# Subset Finding Algorithm - Example Notebook

This Notebook shows the funtionality of the subset-finding algortihm.

## Objective

Given a feature attribution model (e.g., SHAP), we aim to identify relevant subsets of features
that contribute to the explanaation of a specific model output.

This example uses synthetic data and a simple model structure to illustrate the concept

Imports:

In [1]:
from __future__ import annotations

import os
import sys

notebook_dir = os.getcwd()
project_root = os.path.abspath(os.path.join(notebook_dir, ".."))
sys.path.insert(0, project_root)

In [2]:
from shapiq import ExactComputer
from shapiq.games.benchmark import SOUM

from shapiq_student.subset_finding import subset_finding

  from .autonotebook import tqdm as notebook_tqdm


Initialize a game:

In [3]:
game = SOUM(n = 8, n_basis_games = 50)

In [4]:
computer = ExactComputer(n_players = game.n_players, game = game)
iv = computer(index = "FSII", order = 3)

In [5]:
print(f"Original interaction values: {len(iv.index)} coalitions")

Original interaction values: 4 coalitions


In [6]:
iv_subset = subset_finding(interaction_values = iv, max_size = 3)

In [7]:
print(f"Subset interaction values: {(iv_subset.index)} coalitions")

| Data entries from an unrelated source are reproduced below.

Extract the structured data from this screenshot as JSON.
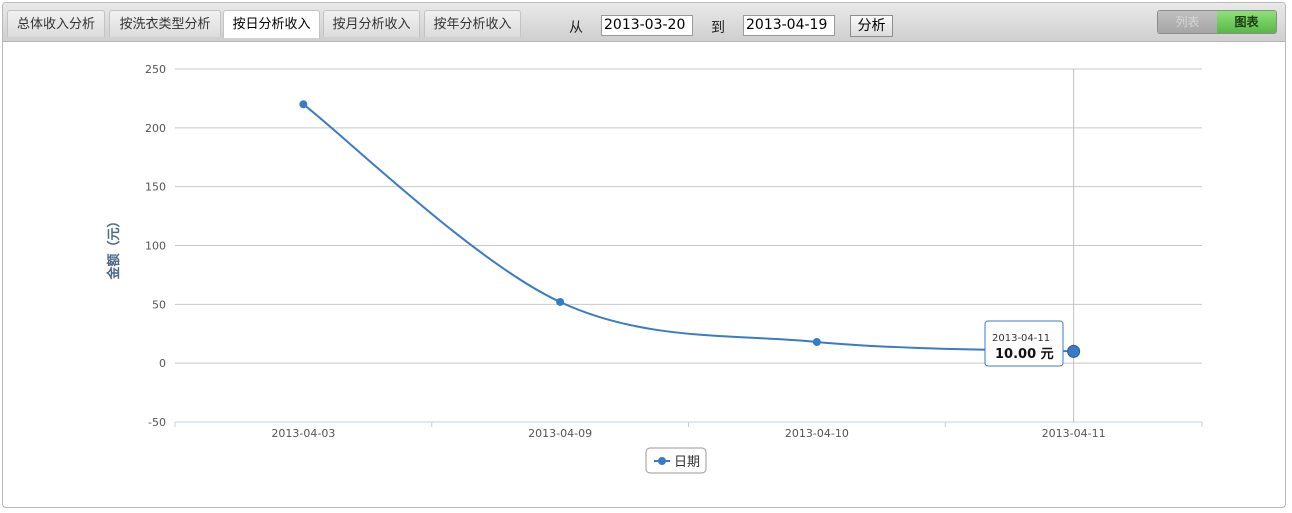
{
  "tabs": [
    {
      "label": "总体收入分析",
      "active": false
    },
    {
      "label": "按洗衣类型分析",
      "active": false
    },
    {
      "label": "按日分析收入",
      "active": true
    },
    {
      "label": "按月分析收入",
      "active": false
    },
    {
      "label": "按年分析收入",
      "active": false
    }
  ],
  "filter": {
    "from_label": "从",
    "from_value": "2013-03-20",
    "to_label": "到",
    "to_value": "2013-04-19",
    "analyze_label": "分析"
  },
  "view_toggle": {
    "list_label": "列表",
    "chart_label": "图表",
    "selected": "chart"
  },
  "colors": {
    "series": "#3a7bc8",
    "tab_active_bg": "#ffffff",
    "toggle_on": "#6ccb56"
  },
  "chart_data": {
    "type": "line",
    "categories": [
      "2013-04-03",
      "2013-04-09",
      "2013-04-10",
      "2013-04-11"
    ],
    "series": [
      {
        "name": "日期",
        "values": [
          220,
          52,
          18,
          10
        ]
      }
    ],
    "ylabel": "金额（元）",
    "ylim": [
      -50,
      250
    ],
    "yticks": [
      -50,
      0,
      50,
      100,
      150,
      200,
      250
    ],
    "grid": true,
    "legend": "bottom-center",
    "tooltip": {
      "x": "2013-04-11",
      "value": "10.00 元"
    }
  }
}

Subset interaction values: FSII coalitions


In [8]:
print(iv_subset)

InteractionValues(
    index=FSII, max_order=3, min_order=0, estimated=True, estimation_budget=None,
    n_players=8, baseline_value=-0.6778843098211,
    Top 10 interactions:
        (1,): -0.07080412786109225
        (2,): -0.07080412786109225
        (): -0.6778843098211
        (0,): -1.0245539945426618
)


In [9]:
print("Alle Werte nach der Selektion:")
for coal, val in zip(iv_subset.index, iv_subset.values, strict=False):
    print(coal, val)


Alle Werte nach der Selektion:
F -0.6778843098211
S -1.0245539945426618
I -0.07080412786109225
I -0.07080412786109225


## Summary

- The subset-finding algorithm enables focused analysis of feature groups.
- It provides interpretable insights based on Shapley values.
- This notebook demonstrates the process from data generation to result interpretation.

It is intended for inclusion in Sphinx documentation to illustrate the algorithm's application in a minimal example.